Desire: Your Command is Their Wish
It might seem offhand like it’s impossible to change someone’s desires–they come prepackaged with a pretty clear idea of what they need, right? Nope! Once again, science shows us that people have a pretty clear idea of what they want, but often have little to no conception of how what they’re looking at matches up with what they want. This is why classic door-to-door sales logic dictates that absolutely everything be presented not in terms of a feature (i.e. “This house has tile floors in the bathroom”), but in terms of a benefit (i.e. “This floor is easy to keep clean”).
This has a nearly magical effect on people’s decision-making processes because instead of seeing things through the lens of what they are experiencing in their daily lives, they’re instantly imagining themselves having a fictional problem and then avoiding it through the use of the benefit. Suddenly, the feature becomes important, and that means emotional impact. This can certainly happen during the showing, but is of primary importance for the person writing the advertisement. Calling a yard “low-maintenance” is solving a problem; calling it “modest” or “cozy” is not. Solve problems with your advertisements, and you’re essentially sculpting their desire, whether they realize it or not.
Finally, we have judgment–the subconscious processing of other people’s opinions as we encounter them.

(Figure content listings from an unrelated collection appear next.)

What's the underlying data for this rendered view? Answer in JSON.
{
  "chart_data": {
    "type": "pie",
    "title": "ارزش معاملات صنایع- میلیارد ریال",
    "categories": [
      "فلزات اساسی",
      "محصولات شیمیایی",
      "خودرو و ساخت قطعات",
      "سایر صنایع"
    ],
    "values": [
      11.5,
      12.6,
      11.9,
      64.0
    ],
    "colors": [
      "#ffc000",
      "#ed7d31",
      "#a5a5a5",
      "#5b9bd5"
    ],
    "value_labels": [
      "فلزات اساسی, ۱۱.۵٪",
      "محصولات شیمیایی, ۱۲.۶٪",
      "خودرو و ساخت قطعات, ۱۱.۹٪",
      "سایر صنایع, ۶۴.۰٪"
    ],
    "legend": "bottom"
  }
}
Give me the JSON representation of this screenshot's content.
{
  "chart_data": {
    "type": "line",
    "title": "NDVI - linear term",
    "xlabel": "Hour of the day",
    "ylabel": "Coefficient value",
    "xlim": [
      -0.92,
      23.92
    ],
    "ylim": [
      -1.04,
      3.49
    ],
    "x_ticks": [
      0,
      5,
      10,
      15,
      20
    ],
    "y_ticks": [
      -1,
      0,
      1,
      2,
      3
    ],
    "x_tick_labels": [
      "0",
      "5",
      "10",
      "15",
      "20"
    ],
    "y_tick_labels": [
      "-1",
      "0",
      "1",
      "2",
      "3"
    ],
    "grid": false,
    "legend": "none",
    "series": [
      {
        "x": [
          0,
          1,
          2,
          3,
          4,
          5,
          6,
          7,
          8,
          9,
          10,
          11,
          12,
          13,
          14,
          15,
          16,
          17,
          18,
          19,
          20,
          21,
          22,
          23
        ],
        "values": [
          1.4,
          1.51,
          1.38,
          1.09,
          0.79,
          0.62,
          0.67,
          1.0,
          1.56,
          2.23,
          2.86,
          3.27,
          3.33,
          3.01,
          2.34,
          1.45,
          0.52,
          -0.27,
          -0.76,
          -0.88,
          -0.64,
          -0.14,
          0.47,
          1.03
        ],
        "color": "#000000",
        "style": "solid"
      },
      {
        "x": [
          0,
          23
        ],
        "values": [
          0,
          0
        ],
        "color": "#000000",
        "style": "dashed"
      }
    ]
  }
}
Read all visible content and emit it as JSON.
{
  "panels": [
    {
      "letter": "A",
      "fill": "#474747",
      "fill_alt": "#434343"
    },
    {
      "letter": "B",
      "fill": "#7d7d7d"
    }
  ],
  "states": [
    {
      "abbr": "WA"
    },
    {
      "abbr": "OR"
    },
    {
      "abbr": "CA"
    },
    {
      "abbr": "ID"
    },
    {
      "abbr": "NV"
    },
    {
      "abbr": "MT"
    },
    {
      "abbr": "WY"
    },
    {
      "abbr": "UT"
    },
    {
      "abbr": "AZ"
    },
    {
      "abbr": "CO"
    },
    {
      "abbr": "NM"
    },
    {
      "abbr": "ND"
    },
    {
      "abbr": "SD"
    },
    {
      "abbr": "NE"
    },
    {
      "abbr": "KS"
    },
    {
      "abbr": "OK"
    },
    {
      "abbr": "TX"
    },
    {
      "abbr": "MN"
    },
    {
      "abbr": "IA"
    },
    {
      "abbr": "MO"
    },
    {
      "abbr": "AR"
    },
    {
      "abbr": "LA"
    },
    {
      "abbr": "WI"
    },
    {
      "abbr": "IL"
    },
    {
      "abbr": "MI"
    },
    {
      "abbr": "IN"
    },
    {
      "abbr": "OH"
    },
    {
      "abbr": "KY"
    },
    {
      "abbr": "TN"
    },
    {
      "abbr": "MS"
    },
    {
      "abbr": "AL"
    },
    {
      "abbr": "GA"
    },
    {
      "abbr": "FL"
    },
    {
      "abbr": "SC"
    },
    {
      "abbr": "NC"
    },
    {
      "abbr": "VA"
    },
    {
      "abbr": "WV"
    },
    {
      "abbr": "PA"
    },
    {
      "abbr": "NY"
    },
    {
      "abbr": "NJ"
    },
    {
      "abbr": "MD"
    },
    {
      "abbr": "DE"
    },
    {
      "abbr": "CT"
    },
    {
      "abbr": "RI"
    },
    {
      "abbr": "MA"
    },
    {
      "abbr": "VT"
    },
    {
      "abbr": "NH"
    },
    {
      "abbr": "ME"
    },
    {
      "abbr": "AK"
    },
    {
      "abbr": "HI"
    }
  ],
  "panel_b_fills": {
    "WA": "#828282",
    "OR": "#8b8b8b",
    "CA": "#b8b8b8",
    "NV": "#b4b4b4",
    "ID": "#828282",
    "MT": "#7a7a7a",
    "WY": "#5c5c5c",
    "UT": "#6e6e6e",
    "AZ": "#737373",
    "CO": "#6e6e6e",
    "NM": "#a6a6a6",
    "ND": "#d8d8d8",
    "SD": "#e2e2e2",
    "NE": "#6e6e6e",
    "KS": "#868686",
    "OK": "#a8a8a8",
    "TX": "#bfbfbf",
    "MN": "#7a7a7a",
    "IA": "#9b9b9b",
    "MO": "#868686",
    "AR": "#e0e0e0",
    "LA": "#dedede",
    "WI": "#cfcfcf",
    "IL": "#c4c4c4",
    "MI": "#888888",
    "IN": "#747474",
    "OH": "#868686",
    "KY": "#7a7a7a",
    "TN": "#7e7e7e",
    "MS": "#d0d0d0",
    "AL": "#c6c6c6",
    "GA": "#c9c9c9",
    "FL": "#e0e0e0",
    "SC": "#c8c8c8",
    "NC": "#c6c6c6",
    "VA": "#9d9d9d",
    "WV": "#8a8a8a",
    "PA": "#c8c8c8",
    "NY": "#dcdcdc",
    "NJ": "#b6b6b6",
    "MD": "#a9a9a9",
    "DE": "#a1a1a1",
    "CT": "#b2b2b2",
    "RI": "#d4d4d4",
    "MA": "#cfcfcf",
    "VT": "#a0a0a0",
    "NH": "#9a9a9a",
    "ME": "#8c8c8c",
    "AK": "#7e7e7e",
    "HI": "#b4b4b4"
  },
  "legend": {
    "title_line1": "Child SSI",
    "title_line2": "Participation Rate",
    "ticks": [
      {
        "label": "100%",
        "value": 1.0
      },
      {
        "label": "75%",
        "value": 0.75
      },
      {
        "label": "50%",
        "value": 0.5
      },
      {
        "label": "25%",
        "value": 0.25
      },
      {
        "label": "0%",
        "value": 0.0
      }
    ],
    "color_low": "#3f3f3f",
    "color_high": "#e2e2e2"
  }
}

This is a serious double-edged sword for someone trying to fill vacancies because people inherently view the seller’s (that’s your) opinion as not only inherently untrustworthy, but as deliberately misleading because you have an agenda (to fill the vacancy). So anything you say about the house in vague, meaningless terms (“This living room is great!”) immediately gets not just discarded, but often results in a negative impact on their opinion. Sticking to specific claims (and attaching them to features!) is the best route to take when presenting a rental property if you want that particular prospect to be your next tenant.
In direct opposition, we have the fact that people–all of us–inherently view the opinions of “neutral” third parties as insanely important. If there are four other people who said this thing was great, it must be great! This point is mostly for the written ads: If you can get a quote from the previous tenant that even passingly mentions that they loved their stay at the house or how the landlord helped them X the YZ this one time, include it. The emotional impact shouldn’t ever go to waste.
Yes, it is absolutely obligatory that we provide our prospects with solid, statistical reasons to sign our lease–but in the end, that’s only because they have to at some point explain that decision to other people. If we acknowledge that signing a tenant is just as emotion-based a process as selling them a vacuum cleaner or a life insurance policy, we’ll go a long way toward filling vacancies across all of the properties we manage.
What are your tricks and tips for painting your rentals in the best light?